Manajamen PT Sriwijaya Optimis Mandiri (SOM) memberikan rekomendasi kepada PT Liga Indonesia Baru (LIB) untuk menghentikan Liga 2 2020 secara permanen bila tidak ada perkembangan positif terkait penyebaran virus Corona.

Manajer Sriwijaya FC Hendri Zainuddin mengutarakan, pihaknya tidak memiliki opsi lain di samping penghentian liga. Apalagi kebijakan setiap daerah dalam menanggulangi pandemi melalui pembatasan sosial berskala besar (PBB) tak sama.

Karena itu, lanjut Hendri, penghentian kompetisi menjadi pilihan satu-satunya. Sriwijaya FC juga memastikan tidak akan ambil bagian bila PSSI maupun PT LIB menggelar turnamen untuk menggantikan Liga 2.

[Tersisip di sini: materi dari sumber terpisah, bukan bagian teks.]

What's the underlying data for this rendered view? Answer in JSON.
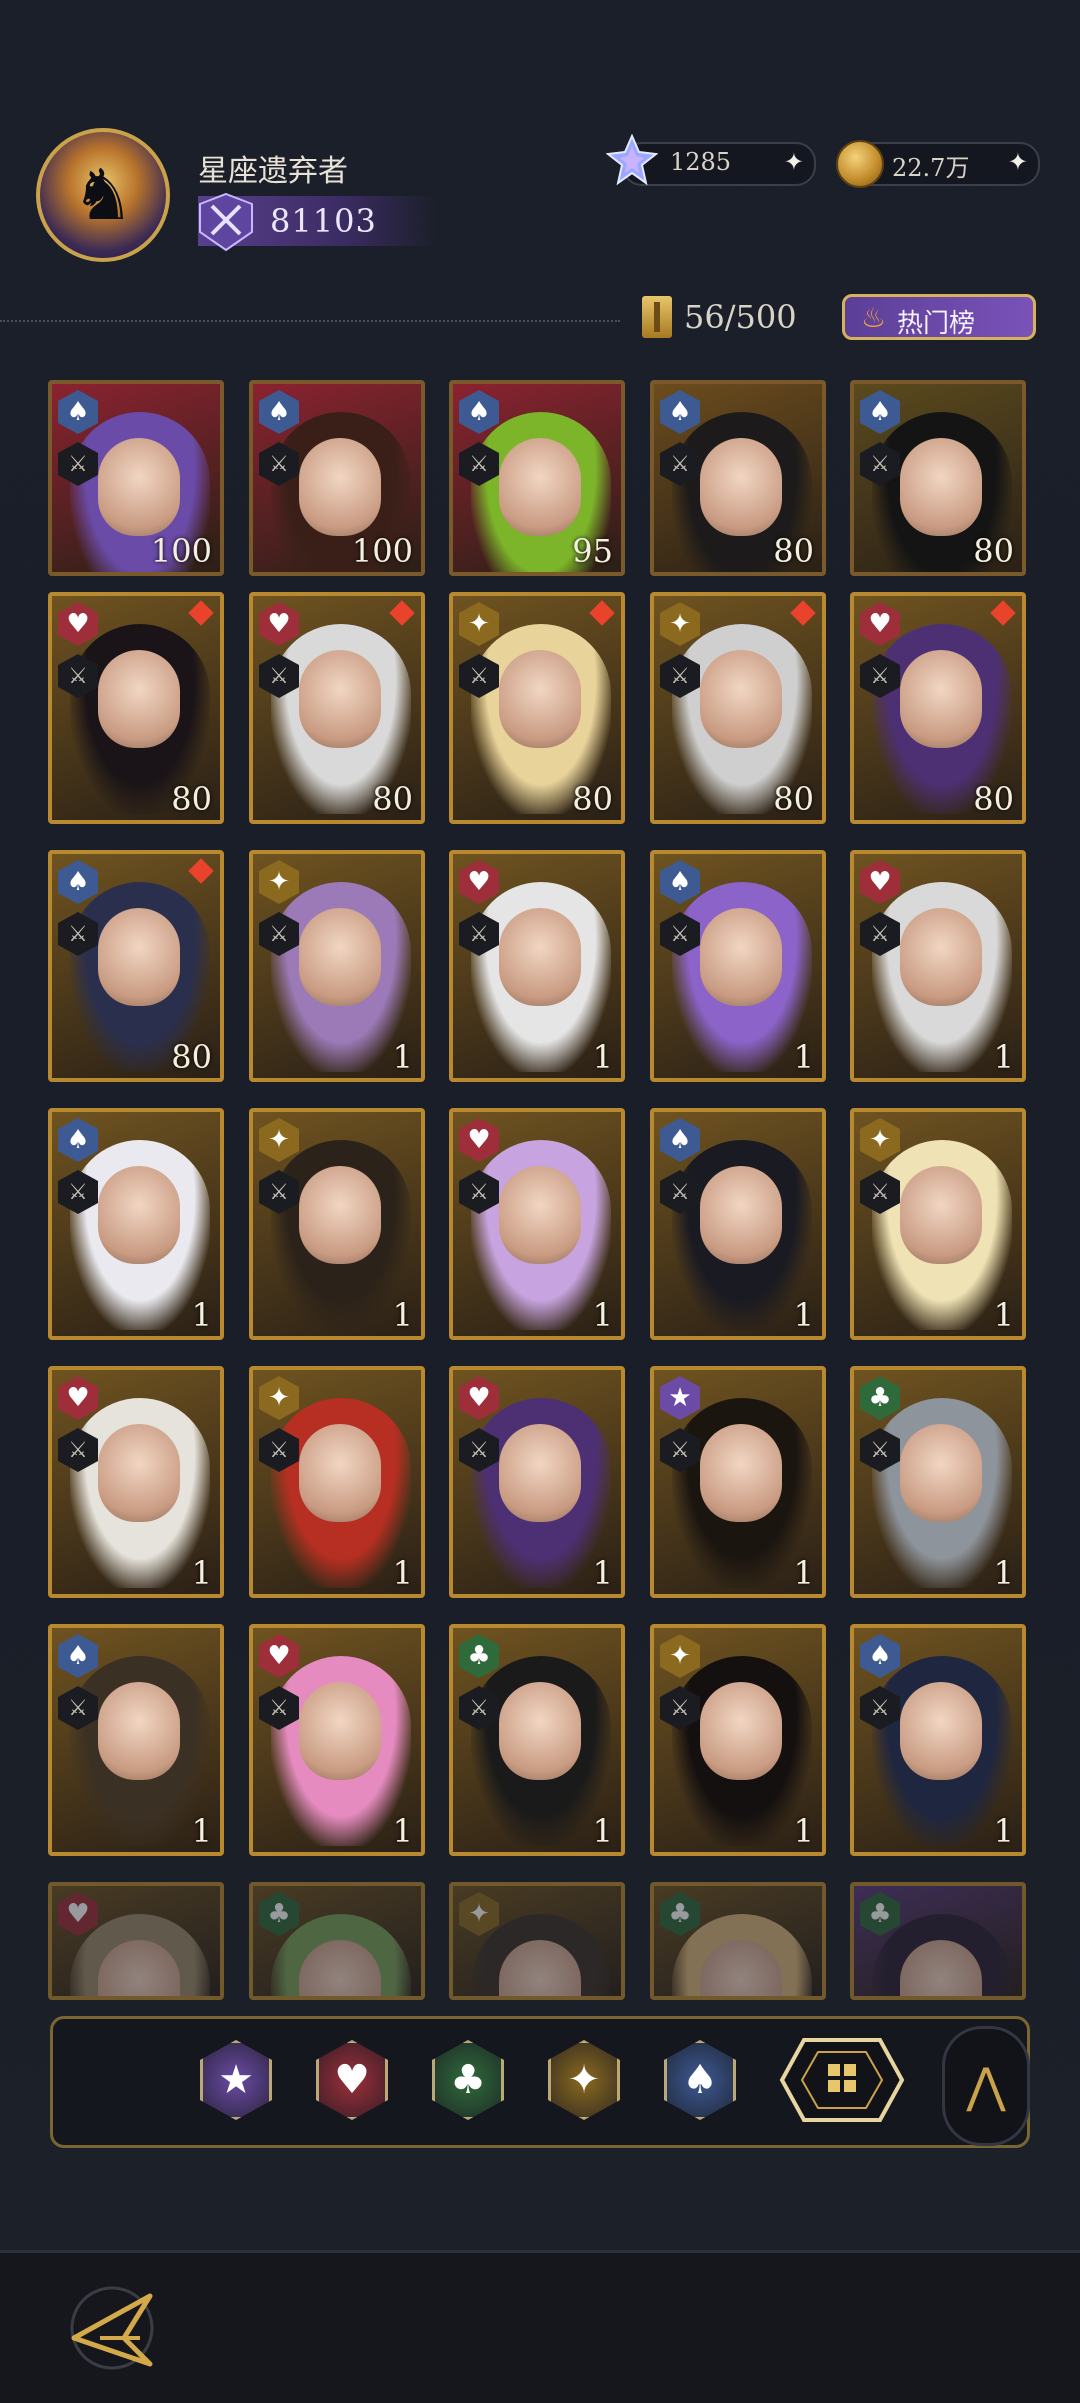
{
  "player": {
    "name": "星座遗弃者",
    "rank_value": "81103"
  },
  "currencies": {
    "gems": "1285",
    "gold": "22.7万"
  },
  "capacity": "56/500",
  "hot_button_label": "热门榜",
  "cards": [
    {
      "suit": "spade",
      "level": "100",
      "star": false,
      "bg": "#8b2230",
      "tone": "#6a4ba8"
    },
    {
      "suit": "spade",
      "level": "100",
      "star": false,
      "bg": "#8b2230",
      "tone": "#3a1f18"
    },
    {
      "suit": "spade",
      "level": "95",
      "star": false,
      "bg": "#8b2230",
      "tone": "#7cb52a"
    },
    {
      "suit": "spade",
      "level": "80",
      "star": false,
      "bg": "#6b4c1d",
      "tone": "#1c1a1a"
    },
    {
      "suit": "spade",
      "level": "80",
      "star": false,
      "bg": "#5b4a1e",
      "tone": "#141414"
    },
    {
      "suit": "heart",
      "level": "80",
      "star": true,
      "bg": "#6f5320",
      "tone": "#1a1418"
    },
    {
      "suit": "heart",
      "level": "80",
      "star": true,
      "bg": "#6f5320",
      "tone": "#d9d9d9"
    },
    {
      "suit": "diamond",
      "level": "80",
      "star": true,
      "bg": "#6f5320",
      "tone": "#e8d39a"
    },
    {
      "suit": "diamond",
      "level": "80",
      "star": true,
      "bg": "#6f5320",
      "tone": "#cfcfcf"
    },
    {
      "suit": "heart",
      "level": "80",
      "star": true,
      "bg": "#6f5320",
      "tone": "#4d2f73"
    },
    {
      "suit": "spade",
      "level": "80",
      "star": true,
      "bg": "#6f5320",
      "tone": "#2a2f4e"
    },
    {
      "suit": "diamond",
      "level": "1",
      "star": false,
      "bg": "#6f5320",
      "tone": "#9c7ab8"
    },
    {
      "suit": "heart",
      "level": "1",
      "star": false,
      "bg": "#6f5320",
      "tone": "#e5e5e5"
    },
    {
      "suit": "spade",
      "level": "1",
      "star": false,
      "bg": "#6f5320",
      "tone": "#8b63c9"
    },
    {
      "suit": "heart",
      "level": "1",
      "star": false,
      "bg": "#6f5320",
      "tone": "#d9d9d9"
    },
    {
      "suit": "spade",
      "level": "1",
      "star": false,
      "bg": "#6f5320",
      "tone": "#e9e9ef"
    },
    {
      "suit": "diamond",
      "level": "1",
      "star": false,
      "bg": "#6f5320",
      "tone": "#2b2219"
    },
    {
      "suit": "heart",
      "level": "1",
      "star": false,
      "bg": "#6f5320",
      "tone": "#c7a4e0"
    },
    {
      "suit": "spade",
      "level": "1",
      "star": false,
      "bg": "#6f5320",
      "tone": "#1a1a22"
    },
    {
      "suit": "diamond",
      "level": "1",
      "star": false,
      "bg": "#6f5320",
      "tone": "#efe3b5"
    },
    {
      "suit": "heart",
      "level": "1",
      "star": false,
      "bg": "#6f5320",
      "tone": "#e6e3dc"
    },
    {
      "suit": "diamond",
      "level": "1",
      "star": false,
      "bg": "#6f5320",
      "tone": "#b72f22"
    },
    {
      "suit": "heart",
      "level": "1",
      "star": false,
      "bg": "#6f5320",
      "tone": "#4d2f73"
    },
    {
      "suit": "star",
      "level": "1",
      "star": false,
      "bg": "#6f5320",
      "tone": "#1b1510"
    },
    {
      "suit": "club",
      "level": "1",
      "star": false,
      "bg": "#6f5320",
      "tone": "#8e949c"
    },
    {
      "suit": "spade",
      "level": "1",
      "star": false,
      "bg": "#6f5320",
      "tone": "#3b3024"
    },
    {
      "suit": "heart",
      "level": "1",
      "star": false,
      "bg": "#6f5320",
      "tone": "#e58bc0"
    },
    {
      "suit": "club",
      "level": "1",
      "star": false,
      "bg": "#6f5320",
      "tone": "#1a1a1a"
    },
    {
      "suit": "diamond",
      "level": "1",
      "star": false,
      "bg": "#6f5320",
      "tone": "#141010"
    },
    {
      "suit": "spade",
      "level": "1",
      "star": false,
      "bg": "#6f5320",
      "tone": "#1e2640"
    },
    {
      "suit": "heart",
      "level": "",
      "star": false,
      "bg": "#6f5320",
      "tone": "#9a8a6a",
      "partial": true
    },
    {
      "suit": "club",
      "level": "",
      "star": false,
      "bg": "#6f5320",
      "tone": "#7aa05a",
      "partial": true
    },
    {
      "suit": "diamond",
      "level": "",
      "star": false,
      "bg": "#6f5320",
      "tone": "#3a3028",
      "partial": true
    },
    {
      "suit": "club",
      "level": "",
      "star": false,
      "bg": "#6f5320",
      "tone": "#d8b47a",
      "partial": true
    },
    {
      "suit": "club",
      "level": "",
      "star": false,
      "bg": "#5a3a7a",
      "tone": "#2a1f35",
      "partial": true
    }
  ],
  "suit_colors": {
    "spade": "#3d5a93",
    "heart": "#9e2f3a",
    "diamond": "#8b6a1f",
    "club": "#2f6b3a",
    "star": "#6b4ba6"
  },
  "suit_glyphs": {
    "spade": "♠",
    "heart": "♥",
    "diamond": "✦",
    "club": "♣",
    "star": "★"
  },
  "filters": [
    {
      "name": "star-filter",
      "glyph": "★",
      "color": "#6b4ba6"
    },
    {
      "name": "heart-filter",
      "glyph": "♥",
      "color": "#9e2f3a"
    },
    {
      "name": "club-filter",
      "glyph": "♣",
      "color": "#2f6b3a"
    },
    {
      "name": "diamond-filter",
      "glyph": "✦",
      "color": "#8b6a1f"
    },
    {
      "name": "spade-filter",
      "glyph": "♠",
      "color": "#3d5a93"
    }
  ],
  "icons": {
    "avatar": "raven-avatar-icon",
    "rank": "crossed-swords-icon",
    "gem": "crystal-gem-icon",
    "coin": "gold-coin-icon",
    "back": "back-arrow-icon",
    "collapse": "chevron-up-icon"
  }
}
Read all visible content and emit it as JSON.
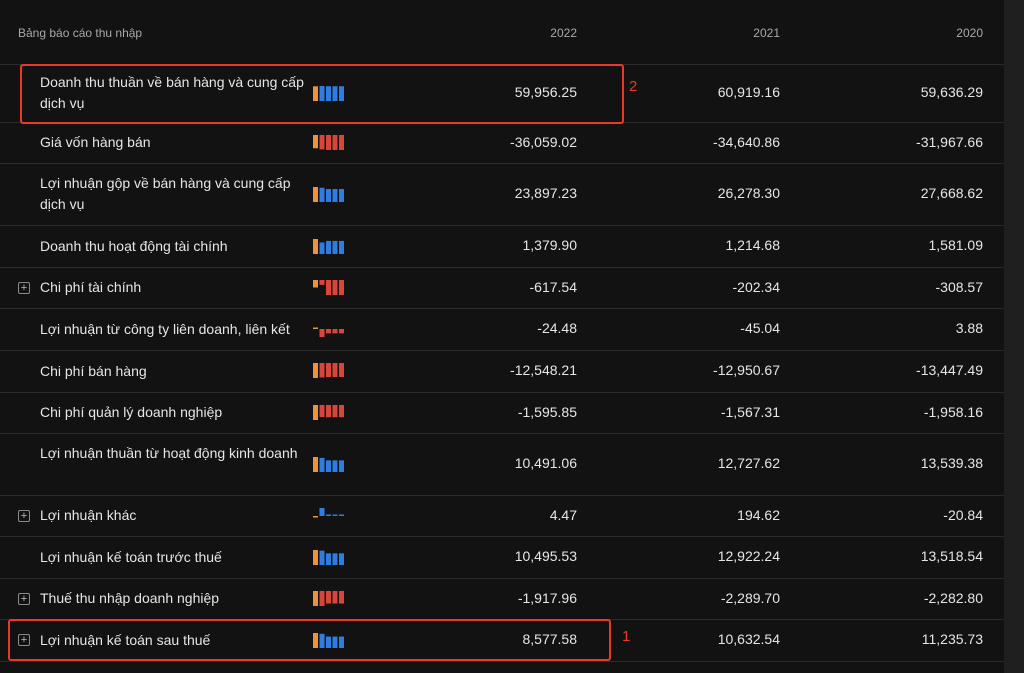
{
  "table": {
    "title": "Bảng báo cáo thu nhập",
    "years": [
      "2022",
      "2021",
      "2020"
    ],
    "rows": [
      {
        "label": "Doanh thu thuần về bán hàng và cung cấp dịch vụ",
        "values": [
          "59,956.25",
          "60,919.16",
          "59,636.29"
        ],
        "expandable": false
      },
      {
        "label": "Giá vốn hàng bán",
        "values": [
          "-36,059.02",
          "-34,640.86",
          "-31,967.66"
        ],
        "expandable": false
      },
      {
        "label": "Lợi nhuận gộp về bán hàng và cung cấp dịch vụ",
        "values": [
          "23,897.23",
          "26,278.30",
          "27,668.62"
        ],
        "expandable": false
      },
      {
        "label": "Doanh thu hoạt động tài chính",
        "values": [
          "1,379.90",
          "1,214.68",
          "1,581.09"
        ],
        "expandable": false
      },
      {
        "label": "Chi phí tài chính",
        "values": [
          "-617.54",
          "-202.34",
          "-308.57"
        ],
        "expandable": true
      },
      {
        "label": "Lợi nhuận từ công ty liên doanh, liên kết",
        "values": [
          "-24.48",
          "-45.04",
          "3.88"
        ],
        "expandable": false
      },
      {
        "label": "Chi phí bán hàng",
        "values": [
          "-12,548.21",
          "-12,950.67",
          "-13,447.49"
        ],
        "expandable": false
      },
      {
        "label": "Chi phí quản lý doanh nghiệp",
        "values": [
          "-1,595.85",
          "-1,567.31",
          "-1,958.16"
        ],
        "expandable": false
      },
      {
        "label": "Lợi nhuận thuần từ hoạt động kinh doanh",
        "values": [
          "10,491.06",
          "12,727.62",
          "13,539.38"
        ],
        "expandable": false
      },
      {
        "label": "Lợi nhuận khác",
        "values": [
          "4.47",
          "194.62",
          "-20.84"
        ],
        "expandable": true
      },
      {
        "label": "Lợi nhuận kế toán trước thuế",
        "values": [
          "10,495.53",
          "12,922.24",
          "13,518.54"
        ],
        "expandable": false
      },
      {
        "label": "Thuế thu nhập doanh nghiệp",
        "values": [
          "-1,917.96",
          "-2,289.70",
          "-2,282.80"
        ],
        "expandable": true
      },
      {
        "label": "Lợi nhuận kế toán sau thuế",
        "values": [
          "8,577.58",
          "10,632.54",
          "11,235.73"
        ],
        "expandable": true
      }
    ]
  },
  "annotations": [
    "1",
    "2"
  ],
  "colors": {
    "positive_bar": "#2f7de1",
    "negative_bar": "#d9453b",
    "latest_bar": "#f0923a",
    "highlight": "#e8392b"
  }
}
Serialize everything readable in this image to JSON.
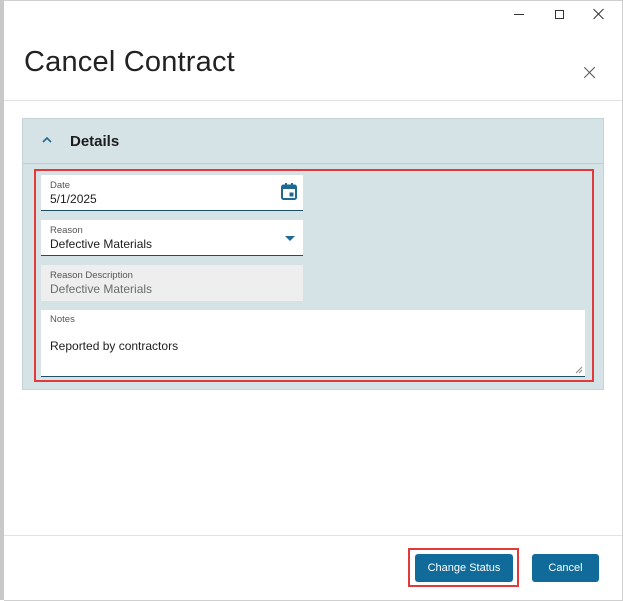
{
  "window": {
    "controls": [
      "minimize-icon",
      "maximize-icon",
      "close-icon"
    ]
  },
  "dialog": {
    "title": "Cancel Contract",
    "close_icon": "close-icon"
  },
  "details": {
    "header": "Details",
    "expanded": true,
    "fields": {
      "date": {
        "label": "Date",
        "value": "5/1/2025",
        "icon": "calendar-icon"
      },
      "reason": {
        "label": "Reason",
        "value": "Defective Materials",
        "icon": "caret-down-icon"
      },
      "reason_description": {
        "label": "Reason Description",
        "value": "Defective Materials",
        "read_only": true
      },
      "notes": {
        "label": "Notes",
        "value": "Reported by contractors"
      }
    }
  },
  "footer": {
    "change_status_label": "Change Status",
    "cancel_label": "Cancel"
  },
  "colors": {
    "primary_button": "#106a9a",
    "section_background": "#d5e2e6",
    "highlight": "#e23a3a"
  }
}
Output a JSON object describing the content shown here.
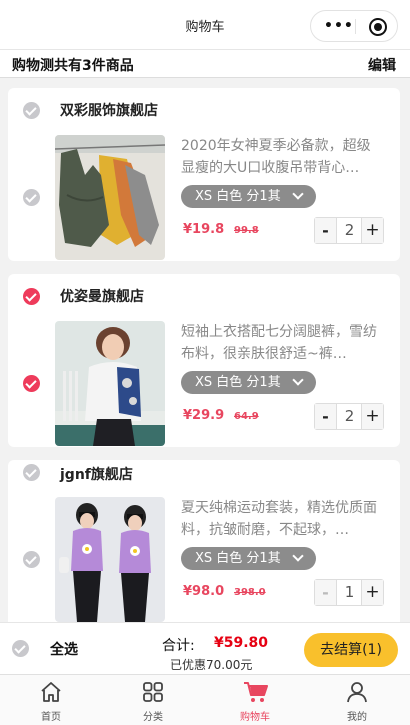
{
  "nav": {
    "title": "购物车"
  },
  "summary": {
    "text": "购物测共有3件商品",
    "edit_label": "编辑"
  },
  "shops": [
    {
      "name": "双彩服饰旗舰店",
      "checked": false,
      "item": {
        "title": "2020年女神夏季必备款，超级显瘦的大U口收腹吊带背心…",
        "spec": "XS 白色 分1其",
        "price": "¥19.8",
        "old_price": "99.8",
        "qty": "2",
        "minus": "-",
        "plus": "+"
      }
    },
    {
      "name": "优姿曼旗舰店",
      "checked": true,
      "item": {
        "title": "短袖上衣搭配七分阔腿裤，雪纺布料，很亲肤很舒适~裤…",
        "spec": "XS 白色 分1其",
        "price": "¥29.9",
        "old_price": "64.9",
        "qty": "2",
        "minus": "-",
        "plus": "+"
      }
    },
    {
      "name": "jgnf旗舰店",
      "checked": false,
      "item": {
        "title": "夏天纯棉运动套装，精选优质面料，抗皱耐磨，不起球，…",
        "spec": "XS 白色 分1其",
        "price": "¥98.0",
        "old_price": "398.0",
        "qty": "1",
        "minus": "-",
        "plus": "+"
      }
    }
  ],
  "bottom": {
    "select_all": "全选",
    "total_label": "合计:",
    "total_value": "¥59.80",
    "discount": "已优惠70.00元",
    "checkout": "去结算(1)"
  },
  "tabbar": {
    "items": [
      {
        "label": "首页",
        "icon": "home-icon"
      },
      {
        "label": "分类",
        "icon": "grid-icon"
      },
      {
        "label": "购物车",
        "icon": "cart-icon",
        "active": true
      },
      {
        "label": "我的",
        "icon": "user-icon"
      }
    ]
  },
  "colors": {
    "accent": "#e8465f",
    "checkout": "#f9c02c",
    "price_total": "#e60012"
  }
}
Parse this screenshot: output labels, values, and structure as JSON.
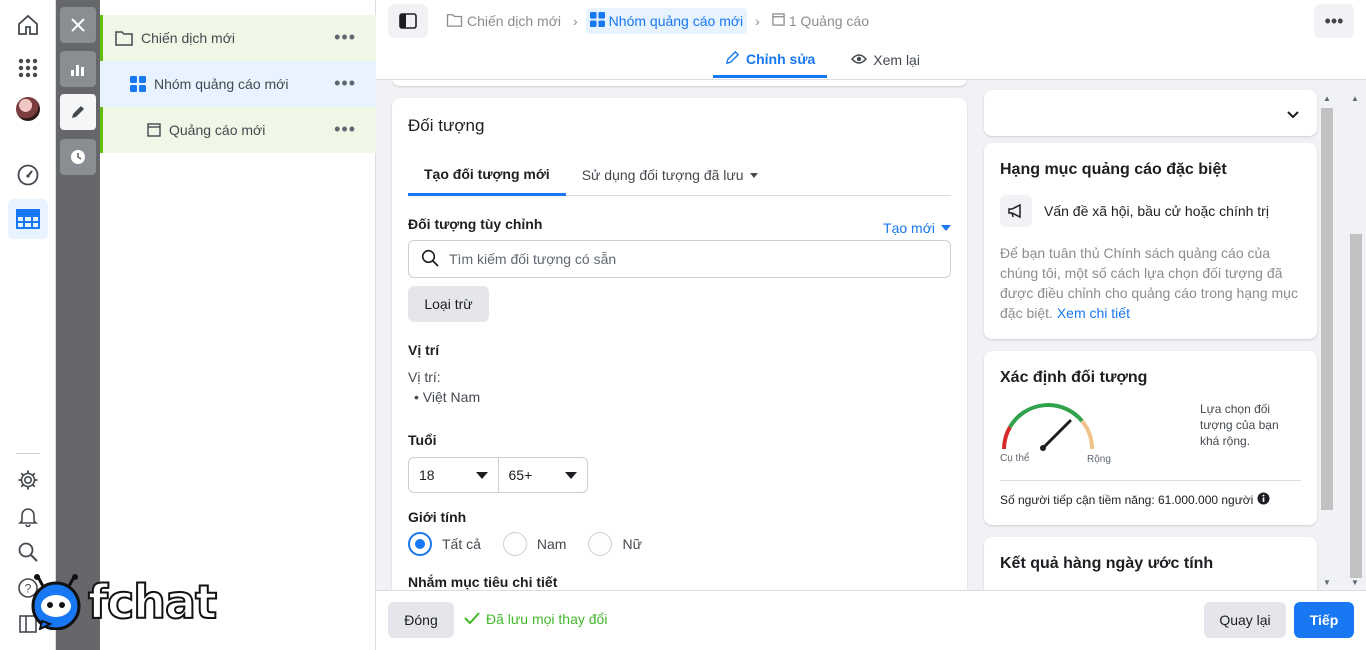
{
  "tree": {
    "campaign": "Chiến dịch mới",
    "adset": "Nhóm quảng cáo mới",
    "ad": "Quảng cáo mới",
    "dots": "•••"
  },
  "header": {
    "breadcrumbs": [
      "Chiến dịch mới",
      "Nhóm quảng cáo mới",
      "1 Quảng cáo"
    ],
    "more": "•••",
    "tabs": {
      "edit": "Chỉnh sửa",
      "review": "Xem lại"
    }
  },
  "audience": {
    "title": "Đối tượng",
    "tab_new": "Tạo đối tượng mới",
    "tab_saved": "Sử dụng đối tượng đã lưu",
    "custom_label": "Đối tượng tùy chỉnh",
    "create_new": "Tạo mới",
    "search_placeholder": "Tìm kiếm đối tượng có sẵn",
    "exclude": "Loại trừ",
    "location_label": "Vị trí",
    "location_sub": "Vị trí:",
    "location_value": "• Việt Nam",
    "age_label": "Tuổi",
    "age_min": "18",
    "age_max": "65+",
    "gender_label": "Giới tính",
    "gender_options": [
      "Tất cả",
      "Nam",
      "Nữ"
    ],
    "gender_selected": "Tất cả",
    "detailed_label": "Nhắm mục tiêu chi tiết"
  },
  "special": {
    "title": "Hạng mục quảng cáo đặc biệt",
    "item": "Vấn đề xã hội, bầu cử hoặc chính trị",
    "desc": "Để bạn tuân thủ Chính sách quảng cáo của chúng tôi, một số cách lựa chọn đối tượng đã được điều chỉnh cho quảng cáo trong hạng mục đặc biệt.",
    "link": "Xem chi tiết"
  },
  "define": {
    "title": "Xác định đối tượng",
    "specific": "Cụ thể",
    "broad": "Rộng",
    "note": "Lựa chọn đối tượng của bạn khá rộng.",
    "reach": "Số người tiếp cận tiềm năng: 61.000.000 người"
  },
  "daily": {
    "title": "Kết quả hàng ngày ước tính"
  },
  "footer": {
    "close": "Đóng",
    "saved": "Đã lưu mọi thay đổi",
    "back": "Quay lại",
    "next": "Tiếp"
  },
  "logo": "fchat",
  "colors": {
    "accent": "#1877f2",
    "success": "#42b72a",
    "campaign_marker": "#63be09"
  }
}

“Indonesia ini sangat luas, sehingga perkembangan virus Corona di daerah tidak sama. Palembang baru mau mengajukan usulan PSBB (kemarin). Kami tidak tahu di daerah lain. Melihat situasi itu, Sriwijaya FC tak mempunyai usulan lain, kompetisi harus dihentikan,” tutur Hendri.

“Tapi Sriwijaya FC siap berkompetisi kalau sampai 29 Mei ada pengumuman dari pemerintah bahwa kondisi Indonesia sudah membaik. Jika ada kompetisi selain Liga 2 yang cuma berbau gengsi saja, kami tidak ikut.”

Hanya saja, Sriwijaya FC meminta PSSI maupun PT LIB memberikan kejelasan regulasi mengenai hak dan kewajiban, karena mereka tak ingin kehilangan pemain dan pelatih musim ini. Kontrak pemain otomatis gugur bila kompetisi dihentikan permanen.

“30 pemain saat ini adalah pemain kami sampai kompetisi digelar lagi tahun 2021, karena sudah kami kasih DP (uang muka). Jika kompetisi 2021 dimulai, nantinya pemain langsung mendapatkan gaji tanpa DP. Tapi harus ada regulasi yang jelas,” imbuh Hendri.